По следу «Серого». Автобиографическая повесть (книга первая) - Вадим Дёмин
В репертуаре парнишки к тому времени были уже русские народные песни: «Выйду ль на реченьку…», «Коробейники», «Светит месяц». Позднее он стал постигать и нотную грамоту, самостоятельно научился настраивать инструмент на оба лада – минорный и мажорный.
В приобщении Володи к музыке и, прежде всего к народной, большую роль сыграл его школьный учитель… математики, Лев Иванович Успенский, настоящий знаток и энтузиаст русской музыки. Страстно любящий детей, Лев Иванович создал в школе на общественных началах оркестр народных инструментов, подолгу занимался с ребятами, отдавая им не только все свое свободное время, но и сердце, душу, свои знания и любовь. И питомцы в свою очередь отвечали учителю взаимностью.
Все, кто однажды пришли на его первую репетицию, остались в оркестре до конца. Мальчишки и девчонки принесли с собой свои собственные балалайки, мандолины, гитары, гармони. Так и родился ансамбль народных инструментов.
У самого Льва Ивановича был старенький, но находящийся в отличном состоянии баян. Учитель свободно владел и многими другими инструментами, обладал прекрасным музыкальным слухом и памятью.
Весть о создании оркестра народных инструментов разнеслась далеко окрест Большого Болдино. Через некоторое время начались и первые «гастроли». Вначале это были поездки в близлежащие села: Свирино, Апраксино, Кистеневку, Малое Болдино. Затем стали выезжать и в соседнюю Мордовию. Последним концертом, на котором играл Володя Воронин, был прощальный школьный вечер 23 июня 1942 года…
И вот теперь, в вагоне-теплушке, удаляющемся от дома все дальше и дальше, гармонь вновь напомнила ему о былом.
Услышав игру первого исполнителя, Воронин не выдержал:
– А ну, ребята, дайте мне попробовать «Сормача»!

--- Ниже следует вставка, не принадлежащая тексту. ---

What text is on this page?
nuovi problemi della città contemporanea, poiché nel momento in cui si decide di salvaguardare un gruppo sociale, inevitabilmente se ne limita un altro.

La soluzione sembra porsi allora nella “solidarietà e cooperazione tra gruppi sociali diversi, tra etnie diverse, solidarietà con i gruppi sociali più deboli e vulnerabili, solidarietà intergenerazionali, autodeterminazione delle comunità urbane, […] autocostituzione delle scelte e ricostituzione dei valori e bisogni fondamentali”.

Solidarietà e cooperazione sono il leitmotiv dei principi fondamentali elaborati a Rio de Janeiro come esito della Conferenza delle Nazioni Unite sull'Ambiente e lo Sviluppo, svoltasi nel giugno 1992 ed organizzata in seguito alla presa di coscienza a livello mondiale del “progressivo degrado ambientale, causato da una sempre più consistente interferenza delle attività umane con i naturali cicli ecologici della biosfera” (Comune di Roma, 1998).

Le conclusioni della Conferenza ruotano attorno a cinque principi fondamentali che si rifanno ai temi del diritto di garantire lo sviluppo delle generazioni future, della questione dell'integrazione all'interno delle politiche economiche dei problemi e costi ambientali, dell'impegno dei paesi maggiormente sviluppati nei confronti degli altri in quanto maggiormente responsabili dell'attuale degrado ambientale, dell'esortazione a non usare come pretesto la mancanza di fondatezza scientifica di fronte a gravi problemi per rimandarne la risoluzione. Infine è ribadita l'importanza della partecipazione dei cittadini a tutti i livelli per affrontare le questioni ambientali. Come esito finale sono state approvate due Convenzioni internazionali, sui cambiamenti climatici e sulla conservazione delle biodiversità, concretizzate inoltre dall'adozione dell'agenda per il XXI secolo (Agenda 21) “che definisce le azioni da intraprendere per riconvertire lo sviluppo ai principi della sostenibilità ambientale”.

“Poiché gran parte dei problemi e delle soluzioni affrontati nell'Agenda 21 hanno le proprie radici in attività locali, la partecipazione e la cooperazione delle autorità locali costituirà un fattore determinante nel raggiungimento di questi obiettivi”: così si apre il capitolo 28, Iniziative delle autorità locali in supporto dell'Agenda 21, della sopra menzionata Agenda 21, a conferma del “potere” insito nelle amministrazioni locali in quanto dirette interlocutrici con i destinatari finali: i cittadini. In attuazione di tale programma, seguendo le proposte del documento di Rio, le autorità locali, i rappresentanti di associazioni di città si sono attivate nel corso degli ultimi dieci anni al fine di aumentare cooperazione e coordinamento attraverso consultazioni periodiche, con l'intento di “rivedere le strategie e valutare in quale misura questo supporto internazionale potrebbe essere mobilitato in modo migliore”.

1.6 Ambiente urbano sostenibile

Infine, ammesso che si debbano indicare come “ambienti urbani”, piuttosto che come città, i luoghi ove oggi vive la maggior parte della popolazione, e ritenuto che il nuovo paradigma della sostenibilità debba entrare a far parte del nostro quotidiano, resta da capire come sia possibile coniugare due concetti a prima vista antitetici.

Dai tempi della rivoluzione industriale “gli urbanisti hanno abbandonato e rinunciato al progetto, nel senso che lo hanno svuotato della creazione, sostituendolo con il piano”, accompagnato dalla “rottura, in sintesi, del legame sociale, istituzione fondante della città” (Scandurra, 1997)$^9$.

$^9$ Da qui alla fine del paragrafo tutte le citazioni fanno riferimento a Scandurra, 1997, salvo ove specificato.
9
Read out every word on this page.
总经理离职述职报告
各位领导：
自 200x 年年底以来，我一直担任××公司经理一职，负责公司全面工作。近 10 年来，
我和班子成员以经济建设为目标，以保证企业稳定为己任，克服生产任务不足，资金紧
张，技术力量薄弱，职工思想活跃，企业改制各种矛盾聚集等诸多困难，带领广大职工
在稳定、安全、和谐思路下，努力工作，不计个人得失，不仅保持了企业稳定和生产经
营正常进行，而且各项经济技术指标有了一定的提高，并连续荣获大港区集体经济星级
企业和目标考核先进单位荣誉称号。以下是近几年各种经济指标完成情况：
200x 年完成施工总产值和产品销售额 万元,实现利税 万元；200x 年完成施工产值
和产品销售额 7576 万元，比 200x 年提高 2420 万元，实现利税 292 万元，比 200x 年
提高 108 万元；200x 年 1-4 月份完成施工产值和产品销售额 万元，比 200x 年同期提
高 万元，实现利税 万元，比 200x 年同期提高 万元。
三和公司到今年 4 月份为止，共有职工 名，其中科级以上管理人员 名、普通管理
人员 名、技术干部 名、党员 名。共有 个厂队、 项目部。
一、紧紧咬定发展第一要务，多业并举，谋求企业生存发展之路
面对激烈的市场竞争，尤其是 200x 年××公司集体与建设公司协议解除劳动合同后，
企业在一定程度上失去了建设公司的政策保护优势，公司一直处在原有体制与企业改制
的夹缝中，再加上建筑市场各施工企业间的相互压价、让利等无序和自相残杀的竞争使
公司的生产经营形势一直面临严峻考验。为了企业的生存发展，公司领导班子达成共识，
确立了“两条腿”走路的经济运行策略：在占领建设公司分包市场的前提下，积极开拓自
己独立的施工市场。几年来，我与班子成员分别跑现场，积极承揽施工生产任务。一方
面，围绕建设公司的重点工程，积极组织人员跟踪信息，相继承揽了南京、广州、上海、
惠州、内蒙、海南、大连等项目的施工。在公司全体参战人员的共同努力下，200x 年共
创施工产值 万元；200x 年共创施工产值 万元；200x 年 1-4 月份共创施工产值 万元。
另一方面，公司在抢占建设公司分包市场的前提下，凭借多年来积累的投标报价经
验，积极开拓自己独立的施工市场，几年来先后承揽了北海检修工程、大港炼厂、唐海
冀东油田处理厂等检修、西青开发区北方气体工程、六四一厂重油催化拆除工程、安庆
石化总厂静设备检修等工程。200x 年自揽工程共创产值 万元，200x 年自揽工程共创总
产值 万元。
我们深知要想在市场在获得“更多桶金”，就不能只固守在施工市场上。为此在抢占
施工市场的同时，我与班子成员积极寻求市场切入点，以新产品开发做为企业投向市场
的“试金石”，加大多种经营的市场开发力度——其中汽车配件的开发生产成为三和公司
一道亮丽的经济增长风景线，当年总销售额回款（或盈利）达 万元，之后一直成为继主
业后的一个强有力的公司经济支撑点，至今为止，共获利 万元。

Спрыгнув с верхней полки-нар на пол вагона. Володя подошел к гармонисту. В сумеречном освещении лампы-трехлинейки16 он казался еще ребенком из – за своего небольшого роста.

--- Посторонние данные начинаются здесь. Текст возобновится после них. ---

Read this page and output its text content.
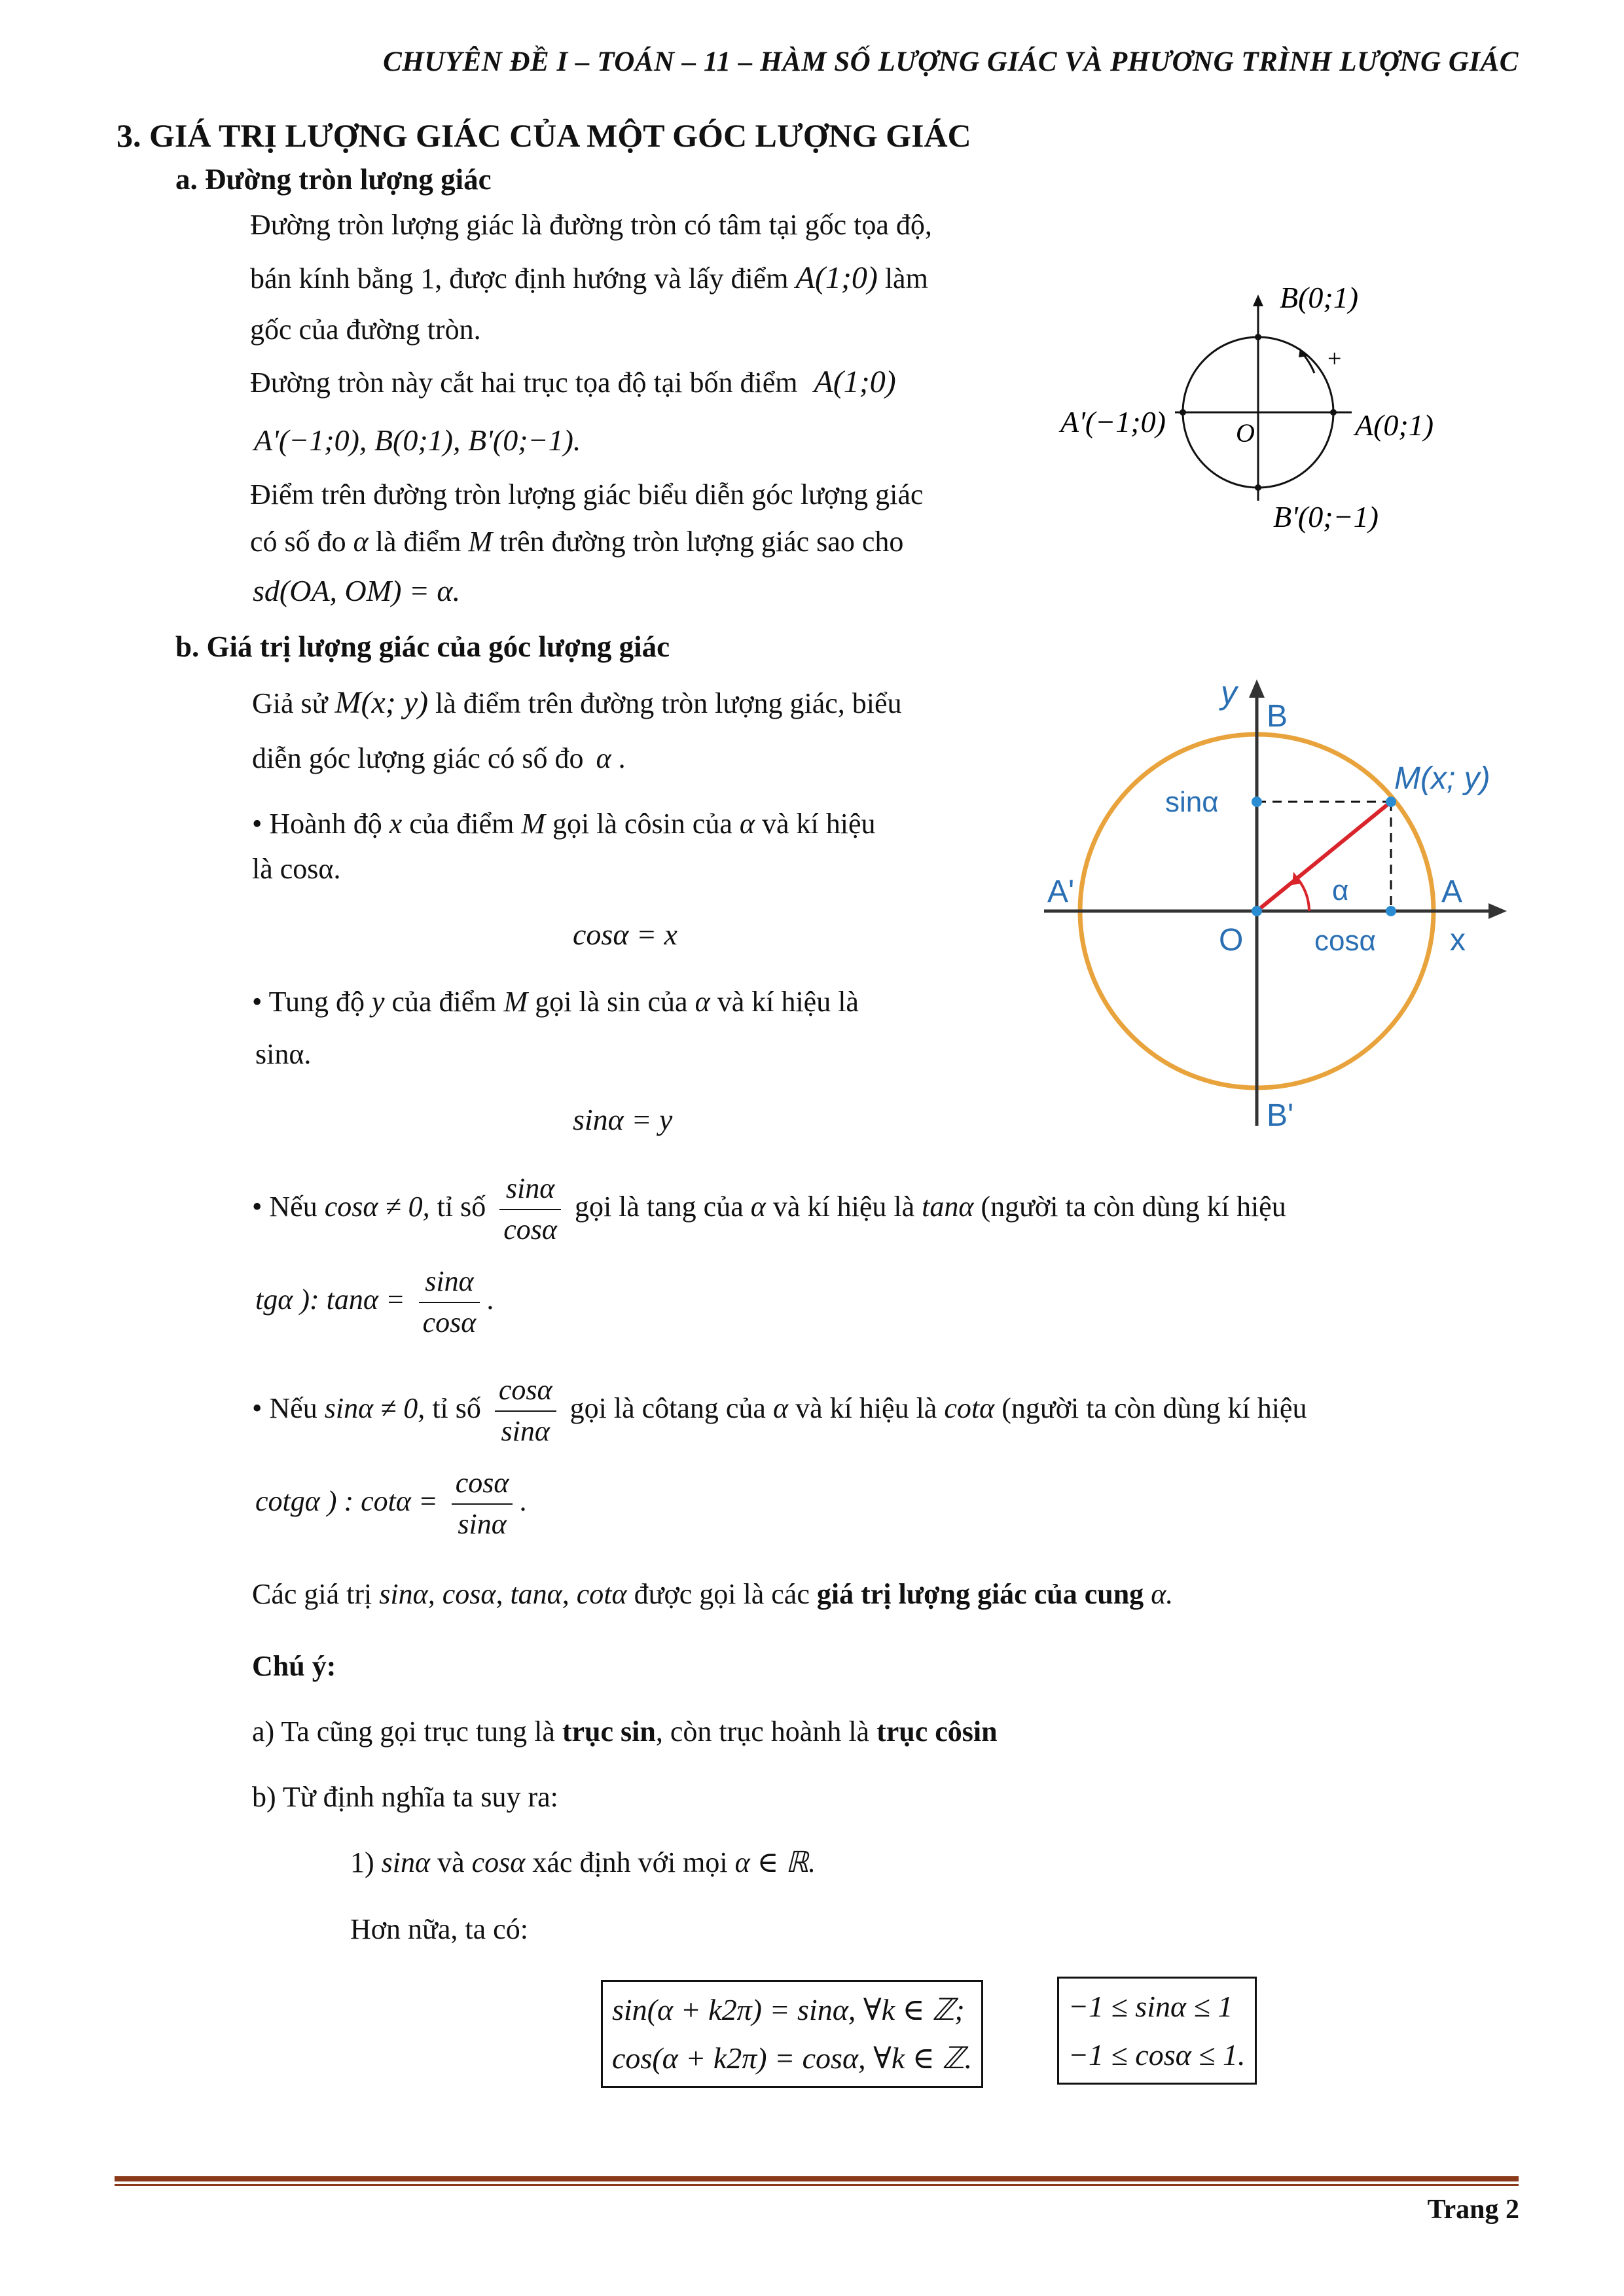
CHUYÊN ĐỀ I – TOÁN – 11 – HÀM SỐ LƯỢNG GIÁC VÀ PHƯƠNG TRÌNH LƯỢNG GIÁC
3. GIÁ TRỊ LƯỢNG GIÁC CỦA MỘT GÓC LƯỢNG GIÁC
a. Đường tròn lượng giác
Đường tròn lượng giác là đường tròn có tâm tại gốc tọa độ,
bán kính bằng 1, được định hướng và lấy điểm A(1;0) làm
gốc của đường tròn.
Đường tròn này cắt hai trục tọa độ tại bốn điểm A(1;0)
A'(−1;0), B(0;1), B'(0;−1).
Điểm trên đường tròn lượng giác biểu diễn góc lượng giác
có số đo α là điểm M trên đường tròn lượng giác sao cho
sd(OA, OM) = α.
B(0;1)
+
A'(−1;0)	O	A(0;1)
B'(0;−1)
b. Giá trị lượng giác của góc lượng giác
Giả sử M(x; y) là điểm trên đường tròn lượng giác, biểu
diễn góc lượng giác có số đo α .
• Hoành độ x của điểm M gọi là côsin của α và kí hiệu
là cosα.
cosα = x
• Tung độ y của điểm M gọi là sin của α và kí hiệu là
sinα.
sinα = y
y
B
M(x; y)
sinα
A'	α	A
O cosα x
B'
• Nếu cosα ≠ 0, tỉ số $\frac{\sin\alpha}{\cos\alpha}$ gọi là tang của α và kí hiệu là tanα (người ta còn dùng kí hiệu
tgα ): $\tan\alpha = \frac{\sin\alpha}{\cos\alpha}$ .
• Nếu sinα ≠ 0, tỉ số $\frac{\cos\alpha}{\sin\alpha}$ gọi là côtang của α và kí hiệu là cotα (người ta còn dùng kí hiệu
cotgα ) : $\cot\alpha = \frac{\cos\alpha}{\sin\alpha}$ .
Các giá trị sinα, cosα, tanα, cotα được gọi là các giá trị lượng giác của cung α.
Chú ý:
a) Ta cũng gọi trục tung là trục sin, còn trục hoành là trục côsin
b) Từ định nghĩa ta suy ra:
1) sinα và cosα xác định với mọi α ∈ ℝ.
Hơn nữa, ta có:
sin(α + k2π) = sinα, ∀k ∈ ℤ;
cos(α + k2π) = cosα, ∀k ∈ ℤ.
−1 ≤ sinα ≤ 1
−1 ≤ cosα ≤ 1.
Trang 2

– Смотри, парень, как бы тебя гармонью не придавило! – беззлобно съязвил кто-то сверху, внимательно наблюдая за происходящим.
– А ты не смотри, что мал, зато – удал! – вступились за болдинца его друзья-односельчане, не давая Володю в обиду. -Жми, земляк! Дай им на всю катушку! Пусть знают наших! Мы тоже не лыком шиты!
Рванув меха, Воронин пробежал пальцами по рядам, проверил звучание гармони, опробовал мягкость кнопок, и выдал первые аккорды.
Все притихли. Смолкли даже голоса остряков. Сразу видно, что парень – не новичок в этом деле, а имеет определенный опыт.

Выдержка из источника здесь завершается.